You've no doubt heard the gossip which has been flying round the clubs for the last two days. I heard it yesterday and regarded it as nothing but an unusually wild canard. This morning I was forced to change my opinion. The Inland Revenue people have, or believe they have, information which points to the fact that smuggling on a large scale was successfully carried out at that pageant of yours. By the way, I congratulate you on the success of the affair. I couldn't manage to get down to it, but I hear it was brilliant. I need not say that I do not for a moment suspect you of trying to defraud the revenue. The suggestion is absurd. But could anything of the sort have been going on without your knowing it? That seems difficult to believe; but the Inland Revenue people are very confident. They say—I have this in strict confidence—that they know where the smuggled goods are hidden and can put their hands on them whenever they like. I need scarcely remind you that the consequences of an exposé of this kind would be serious. No sane person would believe that you and the Chief had combined together to smuggle brandy into the country. But you know the sort of mud that is slung at Election times—we may be in for one any day now—and how much of it sticks no matter how carefully we wash each other's faces. If you can give a perfectly clear and unqualified denial to the rumour, or accusation, for it comes to that, please telegraph to me and I'll see that it gets proper publicity. It won't be the first time that these permanent officials have turned out to be too clever. But if by any chance they can prove their case—not against you, but against anyone connected with your pageant—that is to say, if they can put their hands on a case of brandy or a dozen of champagne, then for heaven's sake pacify them in some way. They're going to give you the chance, I understand. Pay up. Apologise. Do anything you can; but do not let us have any publicity. I need scarcely say that I shall pull every string I can to keep the matter out of the courts, and I'll threaten any of the papers that have been hinting at it, but I must know definitely how things stand.

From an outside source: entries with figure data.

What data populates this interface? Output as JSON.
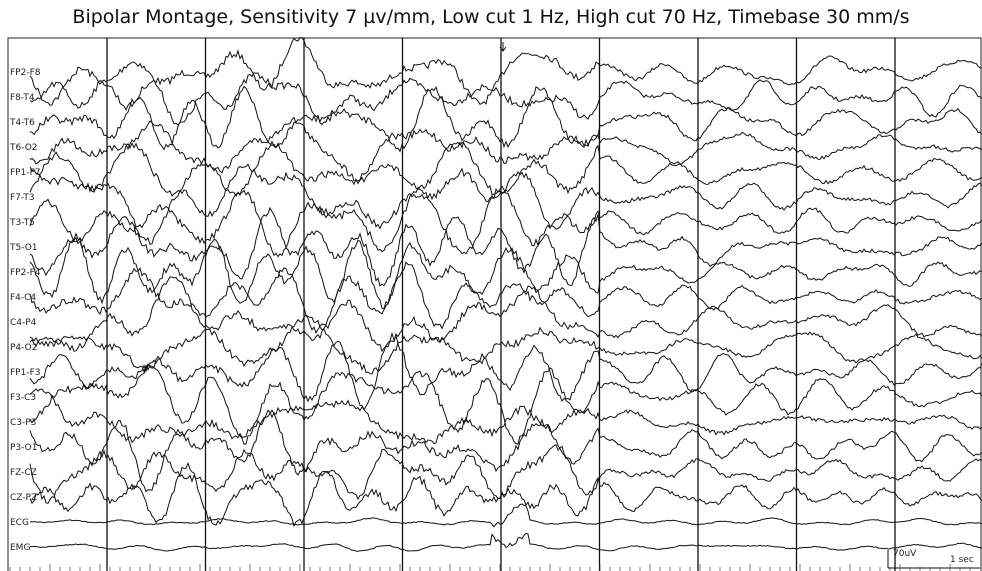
{
  "title": "Bipolar Montage, Sensitivity 7 µv/mm, Low cut 1 Hz, High cut 70 Hz, Timebase 30 mm/s",
  "channels": [
    "FP2-F8",
    "F8-T4",
    "T4-T6",
    "T6-O2",
    "FP1-F7",
    "F7-T3",
    "T3-T5",
    "T5-O1",
    "FP2-F4",
    "F4-C4",
    "C4-P4",
    "P4-O2",
    "FP1-F3",
    "F3-C3",
    "C3-P3",
    "P3-O1",
    "FZ-CZ",
    "CZ-PZ",
    "ECG",
    "EMG"
  ],
  "scale": {
    "amplitude": "70uV",
    "time": "1 sec"
  }
}
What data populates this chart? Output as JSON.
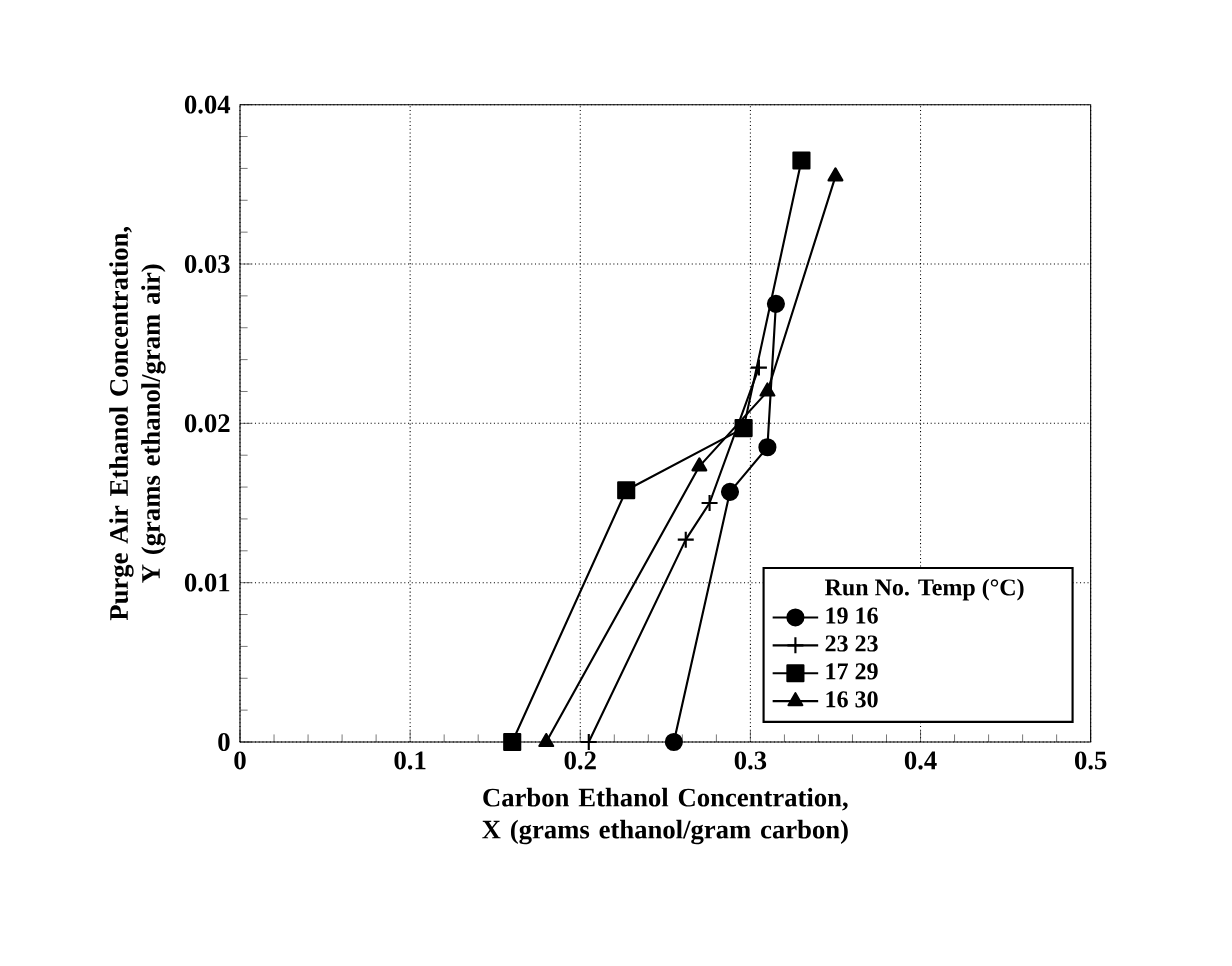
{
  "chart_data": {
    "type": "line",
    "xlabel": "Carbon Ethanol Concentration,  X (grams ethanol/gram carbon)",
    "ylabel": "Purge Air Ethanol Concentration,  Y (grams ethanol/gram air)",
    "legend_title": "Run No.   Temp (°C)",
    "xlim": [
      0,
      0.5
    ],
    "ylim": [
      0,
      0.04
    ],
    "xticks": [
      0,
      0.1,
      0.2,
      0.3,
      0.4,
      0.5
    ],
    "yticks": [
      0,
      0.01,
      0.02,
      0.03,
      0.04
    ],
    "grid": true,
    "legend": "bottom right",
    "line_style": "solid",
    "series": [
      {
        "name": "19   16",
        "color": "#000000",
        "marker": "circle",
        "x": [
          0.255,
          0.288,
          0.31,
          0.315
        ],
        "values": [
          0,
          0.0157,
          0.0185,
          0.0275
        ]
      },
      {
        "name": "23   23",
        "color": "#000000",
        "marker": "cross",
        "x": [
          0.205,
          0.262,
          0.276,
          0.3,
          0.305
        ],
        "values": [
          0,
          0.0127,
          0.015,
          null,
          0.0235
        ]
      },
      {
        "name": "17   29",
        "color": "#000000",
        "marker": "square",
        "x": [
          0.16,
          0.227,
          0.296,
          0.33
        ],
        "values": [
          0,
          0.0158,
          0.0197,
          0.0365
        ]
      },
      {
        "name": "16   30",
        "color": "#000000",
        "marker": "triangle",
        "x": [
          0.18,
          0.27,
          0.31,
          0.35
        ],
        "values": [
          0,
          0.0173,
          0.022,
          0.0355
        ]
      }
    ]
  }
}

Sir Evelyn, without waiting to drink his cup of tea, rose and rang the bell.

"Is Lord Colavon in the house?"

"His lordship," said the servant, "is at present in bed. I understand that he returned about six o'clock this morning. The under housemaid who was sweeping the hall at the time informed me that his lordship——"

"Send him to me at once," said Sir Evelyn.

"Very good, sir."

But he did not do so. He returned five minutes later to say that he found it quite impossible to waken Lord Colavon.

"I used every endeavour, sir, but his lordship is in a very sound sleep."

"Use more endeavours," said Sir Evelyn. "Pour cold water over him if necessary, but bring him here."

This time the man was successful. Jimmy, yawning and dishevelled, walked into his uncle's room in his pyjamas.